The challenges observed in converting plain-text symptoms to MedDRA PTs using NLP algorithms, on the other hand, demonstrate the limitations of the current automated methods. While NLP techniques show promise, there is a need for further research and development to enhance their accuracy and effectiveness in this context. Improving the performance of NLP algorithms to accurately convert plain-text symptoms into MedDRA PTs would considerably streamline the signal validation process and lessen reliance on manual matching. Further research should focus on exploring innovative approaches and technologies, such as deep learning models, which may provide further insights into improving automated signal dismissal and NLP translation.

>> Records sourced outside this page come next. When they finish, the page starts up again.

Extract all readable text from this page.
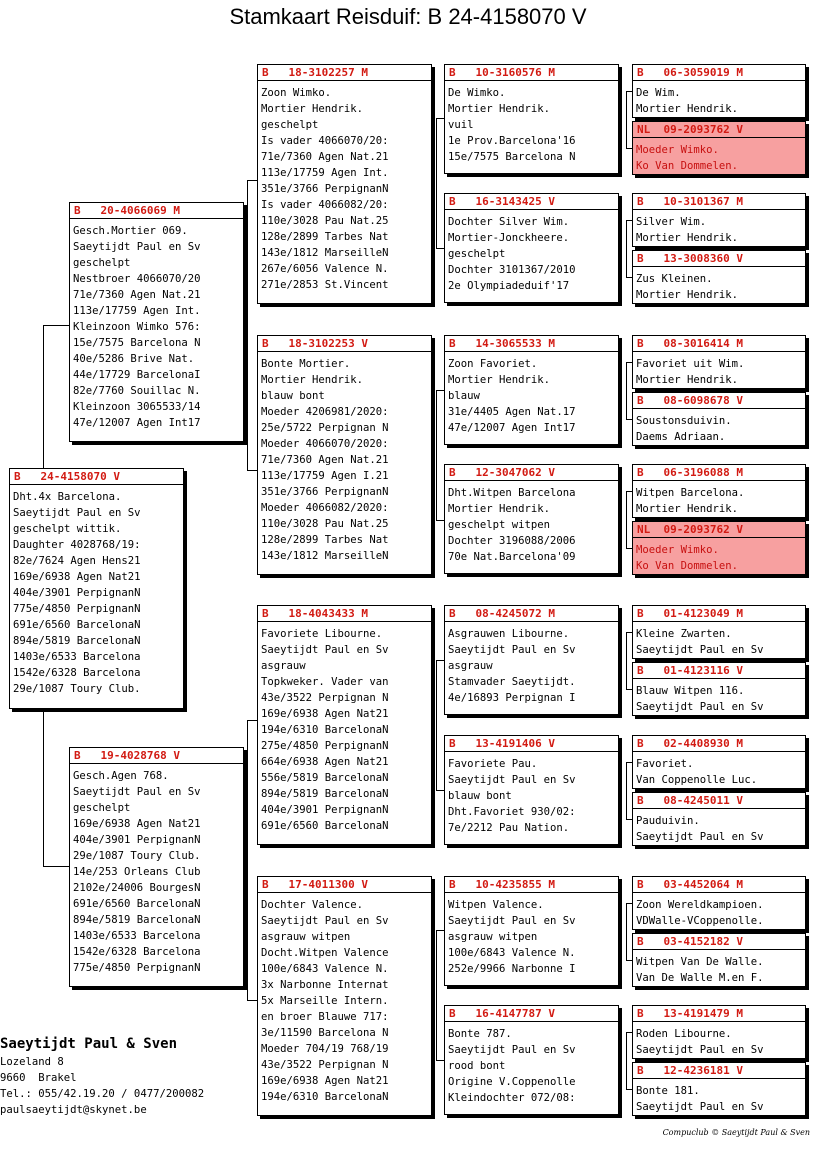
Stamkaart Reisduif: B 24-4158070 V
B   24-4158070 V
Dht.4x Barcelona.
Saeytijdt Paul en Sv
geschelpt wittik.
Daughter 4028768/19:
82e/7624 Agen Hens21
169e/6938 Agen Nat21
404e/3901 PerpignanN
775e/4850 PerpignanN
691e/6560 BarcelonaN
894e/5819 BarcelonaN
1403e/6533 Barcelona
1542e/6328 Barcelona
29e/1087 Toury Club.
B   20-4066069 M
Gesch.Mortier 069.
Saeytijdt Paul en Sv
geschelpt
Nestbroer 4066070/20
71e/7360 Agen Nat.21
113e/17759 Agen Int.
Kleinzoon Wimko 576:
15e/7575 Barcelona N
40e/5286 Brive Nat.
44e/17729 BarcelonaI
82e/7760 Souillac N.
Kleinzoon 3065533/14
47e/12007 Agen Int17
B   19-4028768 V
Gesch.Agen 768.
Saeytijdt Paul en Sv
geschelpt
169e/6938 Agen Nat21
404e/3901 PerpignanN
29e/1087 Toury Club.
14e/253 Orleans Club
2102e/24006 BourgesN
691e/6560 BarcelonaN
894e/5819 BarcelonaN
1403e/6533 Barcelona
1542e/6328 Barcelona
775e/4850 PerpignanN
B   18-3102257 M
Zoon Wimko.
Mortier Hendrik.
geschelpt
Is vader 4066070/20:
71e/7360 Agen Nat.21
113e/17759 Agen Int.
351e/3766 PerpignanN
Is vader 4066082/20:
110e/3028 Pau Nat.25
128e/2899 Tarbes Nat
143e/1812 MarseilleN
267e/6056 Valence N.
271e/2853 St.Vincent
B   18-3102253 V
Bonte Mortier.
Mortier Hendrik.
blauw bont
Moeder 4206981/2020:
25e/5722 Perpignan N
Moeder 4066070/2020:
71e/7360 Agen Nat.21
113e/17759 Agen I.21
351e/3766 PerpignanN
Moeder 4066082/2020:
110e/3028 Pau Nat.25
128e/2899 Tarbes Nat
143e/1812 MarseilleN
B   18-4043433 M
Favoriete Libourne.
Saeytijdt Paul en Sv
asgrauw
Topkweker. Vader van
43e/3522 Perpignan N
169e/6938 Agen Nat21
194e/6310 BarcelonaN
275e/4850 PerpignanN
664e/6938 Agen Nat21
556e/5819 BarcelonaN
894e/5819 BarcelonaN
404e/3901 PerpignanN
691e/6560 BarcelonaN
B   17-4011300 V
Dochter Valence.
Saeytijdt Paul en Sv
asgrauw witpen
Docht.Witpen Valence
100e/6843 Valence N.
3x Narbonne Internat
5x Marseille Intern.
en broer Blauwe 717:
3e/11590 Barcelona N
Moeder 704/19 768/19
43e/3522 Perpignan N
169e/6938 Agen Nat21
194e/6310 BarcelonaN
B   10-3160576 M
De Wimko.
Mortier Hendrik.
vuil
1e Prov.Barcelona'16
15e/7575 Barcelona N
B   16-3143425 V
Dochter Silver Wim.
Mortier-Jonckheere.
geschelpt
Dochter 3101367/2010
2e Olympiadeduif'17
B   14-3065533 M
Zoon Favoriet.
Mortier Hendrik.
blauw
31e/4405 Agen Nat.17
47e/12007 Agen Int17
B   12-3047062 V
Dht.Witpen Barcelona
Mortier Hendrik.
geschelpt witpen
Dochter 3196088/2006
70e Nat.Barcelona'09
B   08-4245072 M
Asgrauwen Libourne.
Saeytijdt Paul en Sv
asgrauw
Stamvader Saeytijdt.
4e/16893 Perpignan I
B   13-4191406 V
Favoriete Pau.
Saeytijdt Paul en Sv
blauw bont
Dht.Favoriet 930/02:
7e/2212 Pau Nation.
B   10-4235855 M
Witpen Valence.
Saeytijdt Paul en Sv
asgrauw witpen
100e/6843 Valence N.
252e/9966 Narbonne I
B   16-4147787 V
Bonte 787.
Saeytijdt Paul en Sv
rood bont
Origine V.Coppenolle
Kleindochter 072/08:
B   06-3059019 M
De Wim.
Mortier Hendrik.
NL  09-2093762 V
Moeder Wimko.
Ko Van Dommelen.
B   10-3101367 M
Silver Wim.
Mortier Hendrik.
B   13-3008360 V
Zus Kleinen.
Mortier Hendrik.
B   08-3016414 M
Favoriet uit Wim.
Mortier Hendrik.
B   08-6098678 V
Soustonsduivin.
Daems Adriaan.
B   06-3196088 M
Witpen Barcelona.
Mortier Hendrik.
NL  09-2093762 V
Moeder Wimko.
Ko Van Dommelen.
B   01-4123049 M
Kleine Zwarten.
Saeytijdt Paul en Sv
B   01-4123116 V
Blauw Witpen 116.
Saeytijdt Paul en Sv
B   02-4408930 M
Favoriet.
Van Coppenolle Luc.
B   08-4245011 V
Pauduivin.
Saeytijdt Paul en Sv
B   03-4452064 M
Zoon Wereldkampioen.
VDWalle-VCoppenolle.
B   03-4152182 V
Witpen Van De Walle.
Van De Walle M.en F.
B   13-4191479 M
Roden Libourne.
Saeytijdt Paul en Sv
B   12-4236181 V
Bonte 181.
Saeytijdt Paul en Sv
Saeytijdt Paul & Sven
Lozeland 8
9660  Brakel
Tel.: 055/42.19.20 / 0477/200082
paulsaeytijdt@skynet.be
Compuclub © Saeytijdt Paul & Sven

Moreover, it is essential to continue evaluating the dismissed signals within the IME list and their implications for the severity of listed AEFIs. Monitoring and analyzing the trends and patterns of dismissed signals can help identify emerging risks or potential safety concerns that may have been overlooked. Long-term studies assessing the temporal patterns and severity changes in listed AEFIs should be conducted to ensure the continued safety and effectiveness of immunization programs.

Finally, we firmly believe that the methodology we have developed possesses a high degree of transferability to other vaccines/drugs and spontaneous reporting databases. This confidence stems from the foundational principles that underpin these databases and the striking similarities observed in their data structures. The core principles governing the collection and organization of adverse event reports remain consistent across various databases within the same domain. Consequently, we are convinced that our approach, which has demonstrated its efficacy in our current dataset, can be extended to analyze and extract valuable insights from other spontaneous reporting databases. This belief underscores our commitment to providing a robust and broadly applicable solution for the broader scientific community and stakeholders who rely on these databases for pharmacovigilance and healthcare decision making.

5 Conclusion

We tested a new NLP-based approach to automatically exclude disproportionality signals related to listed AEFIs by using signs and symptoms of listed AEFIs extracted from the scientific literature. This strategy may lead to better optimization of time and resources in signal validation.

Additionally, this study emphasizes the potential of combining manual and automated techniques in pharmacovigilance signal validation while highlighting the need for further research to improve NLP techniques and enhance automation. Continued efforts to refine automated methods, alongside human expertise, will contribute to more accurate and efficient pharmacovigilance practices, ultimately enhancing patient safety.